We help our clients look at their organizations and find out what the blocks are to creativity. We do the same thing we do at the d.school: We take them through a series of small successes. Some companies want us to actually work on their culture to help them improve their culture of innovation. Sometimes they'll come and live with us in a studio inside our company. The notion is always this guided mastery to making your company routinely innovate. I realize this is common sense. It's just that companies have evolved to a place where they are fish who can't tell that they're wet a lot of the time.

Have you met any people who simply aren't creative?

I've met thousands of people who said they weren't, but I've met very few people who didn't surprise themselves once we got them going. I really believe everyone is creative. We work with a lot of CEOs. When they come in, we say, 'Now we're going to do improv as a warm-up exercise.' They of course decide all of a sudden to look at their BlackBerrys and they have a really important call and they try to leave the room. But if you track them down and really get them to follow through in the process, they really open up and they surprise themselves.

Where do you see design trends heading now and in the next few years?

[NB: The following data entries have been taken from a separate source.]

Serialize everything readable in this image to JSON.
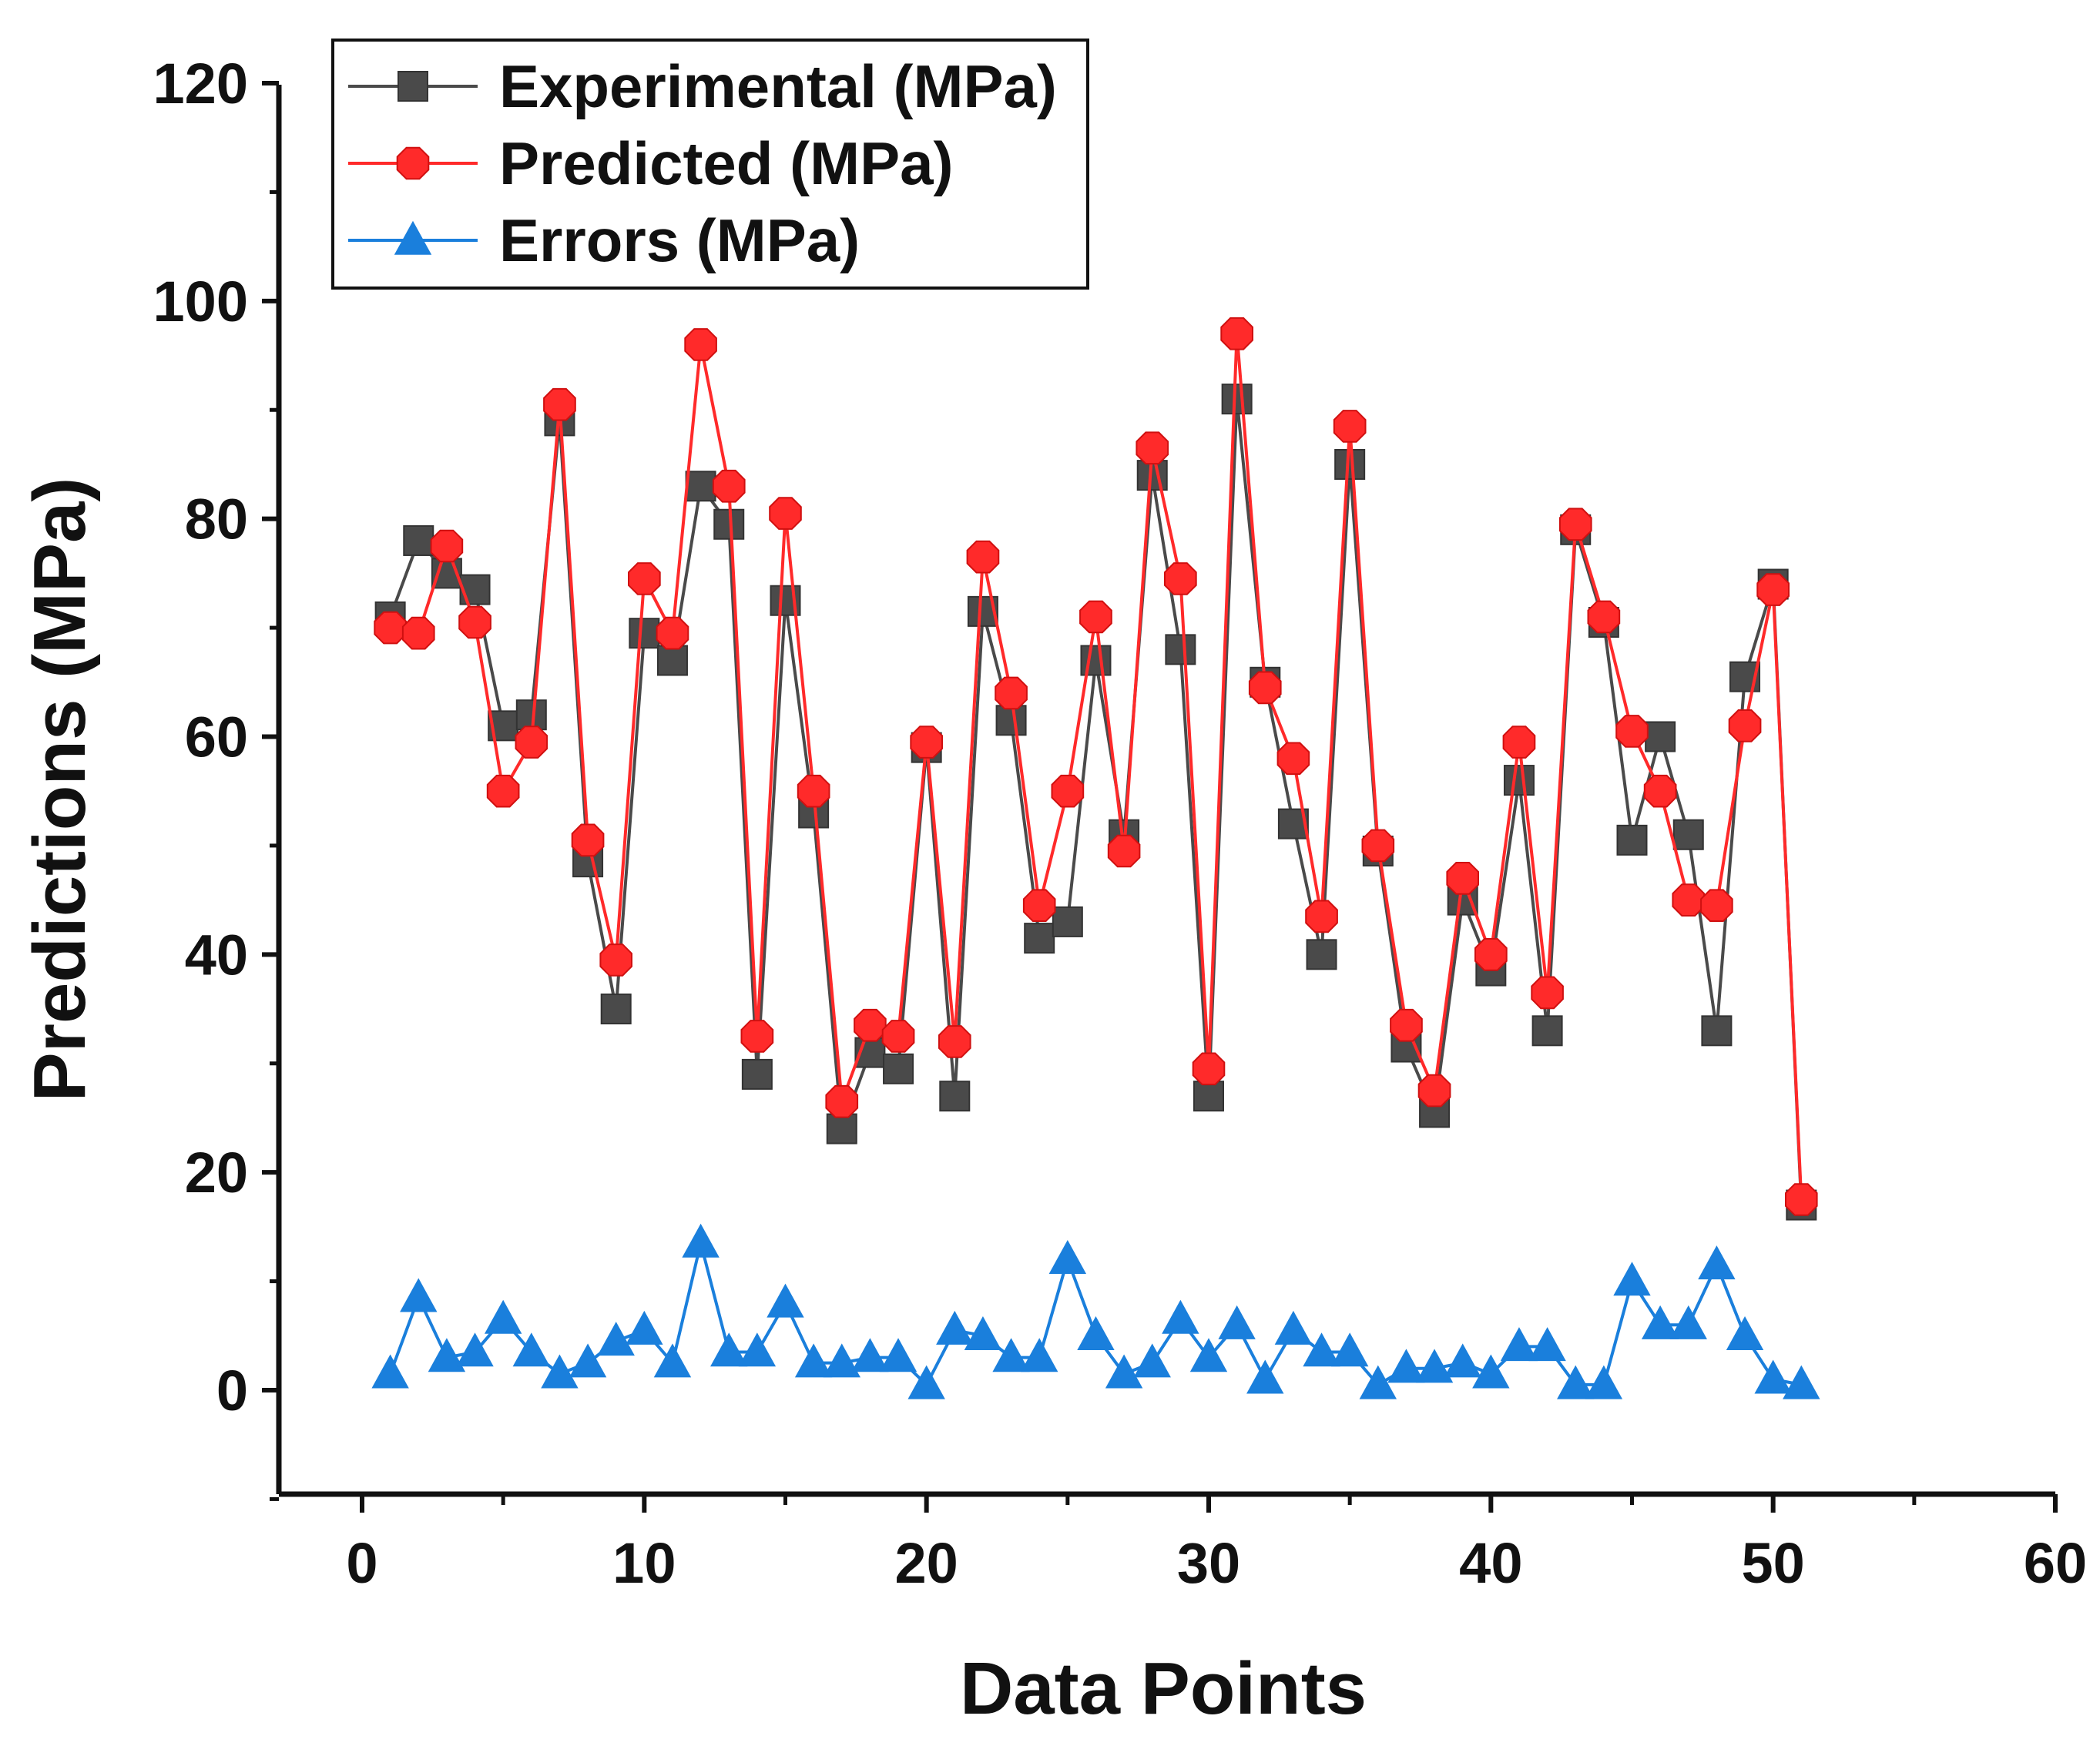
{
  "chart_data": {
    "type": "line",
    "title": "",
    "xlabel": "Data Points",
    "ylabel": "Predictions (MPa)",
    "xlim": [
      -3,
      60
    ],
    "ylim": [
      -10,
      120
    ],
    "xticks": [
      0,
      10,
      20,
      30,
      40,
      50,
      60
    ],
    "yticks": [
      0,
      20,
      40,
      60,
      80,
      100,
      120
    ],
    "xtick_labels": [
      "0",
      "10",
      "20",
      "30",
      "40",
      "50",
      "60"
    ],
    "ytick_labels": [
      "0",
      "20",
      "40",
      "60",
      "80",
      "100",
      "120"
    ],
    "legend_position": "top-left",
    "grid": false,
    "x": [
      1,
      2,
      3,
      4,
      5,
      6,
      7,
      8,
      9,
      10,
      11,
      12,
      13,
      14,
      15,
      16,
      17,
      18,
      19,
      20,
      21,
      22,
      23,
      24,
      25,
      26,
      27,
      28,
      29,
      30,
      31,
      32,
      33,
      34,
      35,
      36,
      37,
      38,
      39,
      40,
      41,
      42,
      43,
      44,
      45,
      46,
      47,
      48,
      49,
      50,
      51
    ],
    "series": [
      {
        "name": "Experimental (MPa)",
        "color": "#4a4a4a",
        "marker": "square",
        "values": [
          71,
          78,
          75,
          73.5,
          61,
          62,
          89,
          48.5,
          35,
          69.5,
          67,
          83,
          79.5,
          29,
          72.5,
          53,
          24,
          31,
          29.5,
          59,
          27,
          71.5,
          61.5,
          41.5,
          43,
          67,
          51,
          84,
          68,
          27,
          91,
          65,
          52,
          40,
          85,
          49.5,
          31.5,
          25.5,
          45,
          38.5,
          56,
          33,
          79,
          70.5,
          50.5,
          60,
          51,
          33,
          65.5,
          74,
          17
        ]
      },
      {
        "name": "Predicted (MPa)",
        "color": "#ff2a2a",
        "marker": "octagon",
        "values": [
          70,
          69.5,
          77.5,
          70.5,
          55,
          59.5,
          90.5,
          50.5,
          39.5,
          74.5,
          69.5,
          96,
          83,
          32.5,
          80.5,
          55,
          26.5,
          33.5,
          32.5,
          59.5,
          32,
          76.5,
          64,
          44.5,
          55,
          71,
          49.5,
          86.5,
          74.5,
          29.5,
          97,
          64.5,
          58,
          43.5,
          88.5,
          50,
          33.5,
          27.5,
          47,
          40,
          59.5,
          36.5,
          79.5,
          71,
          60.5,
          55,
          45,
          44.5,
          61,
          73.5,
          17.5
        ]
      },
      {
        "name": "Errors (MPa)",
        "color": "#1a7fdc",
        "marker": "triangle",
        "values": [
          1.5,
          8.5,
          3,
          3.5,
          6.5,
          3.5,
          1.5,
          2.5,
          4.5,
          5.5,
          2.5,
          13.5,
          3.5,
          3.5,
          8,
          2.5,
          2.5,
          3,
          3,
          0.5,
          5.5,
          5,
          3,
          3,
          12,
          5,
          1.5,
          2.5,
          6.5,
          3,
          6,
          1,
          5.5,
          3.5,
          3.5,
          0.5,
          2,
          2,
          2.5,
          1.5,
          4,
          4,
          0.5,
          0.5,
          10,
          6,
          6,
          11.5,
          5,
          1,
          0.5
        ]
      }
    ]
  }
}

I spent a large percentage of my career designing objects. Now we've moved from that to designing more complex and interesting things: services for how to check into a hospital, how to enjoy staying in a hotel more. We're helping the United States government work on social security or we're working with this entrepreneur in Peru to understand how to fix K-12 education there. We're redesigning whole businesses.

The wonderful thing I see in the future is that designers, who used to be relegated to putting the beautiful finishing touches on something at the last minute, are now being brought in at the beginning of the conversation because our way of thinking is valued in solving big, complex problems. That is the future for design.